What is the point of this episode? First, on a very surface level, it shows us how we ought to live – and not live. Instead of lying, we ought to trust God in every situation. Even though Abraham was blessed, he put his wife in great danger, and it took a miracle of God to deliver her from his foolishness. Moreover, the story reminds us of the evil of sexual immorality. God takes sexual sin so seriously that he had made the women in Abimelech’s house barren because of Abimelech’s sin (Gen. 20:18) – even though Abimelech was innocent and unaware of the sin! God sees all things, and He hates sin. We should remember this – particularly with regard to sexual immorality, and we should flee it (1 Cor. 6:18).
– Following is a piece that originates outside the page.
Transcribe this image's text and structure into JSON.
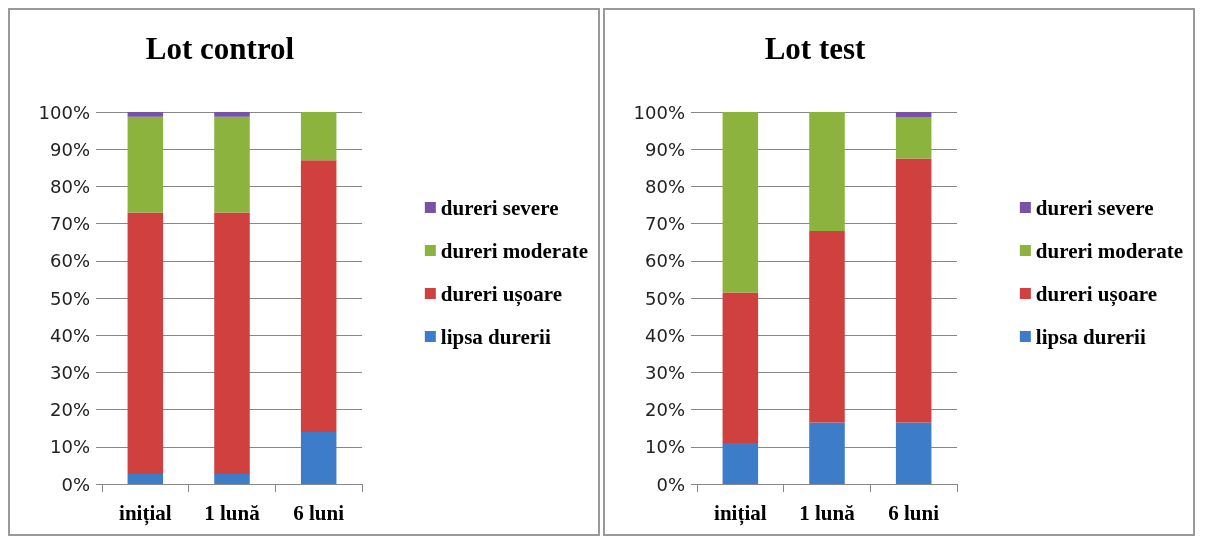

But there is a deeper level to this story as well. At root, did not Abraham do the same thing as Lot’s daughters? Did he not trust his own scheming and wisdom instead of trusting the Lord? Indeed, he did. But notice the difference: God cared for him and kept him and blessed him – in the way that He did not bless Lot’s daughters. Why? It was because God had called Abraham and promised to bless him. Those who know God – and have trusted in Him like Abraham (Gen. 15:6) – can know that God is for them. He will work all things together for their good – so that His perfect purposes are brought about in their life (Rom. 8:28). This does not mean we should use God’s grace as an excuse for sin (Rom. 6:1), but it does mean that we can trust God to work out even the worst situations and circumstances for our good – even if those situations and circumstances are our fault! God is far kinder to us than we deserve, and His love is never taken away from His people.
So as we consider these stories, we should remember the character of God. He is gracious and merciful and kind – even when we do not deserve it. If we are His people, we can have confidence in Him and know that He is for us and nothing can separate us from His love (Rom. 8:31-39). In light of that, we should trust Him even more and walk in obedience to His commands. Instead of trusting our own wisdom and scheming, we should obey Him. Instead of leaning on our own understanding (Prov. 3:5), we should lean on His.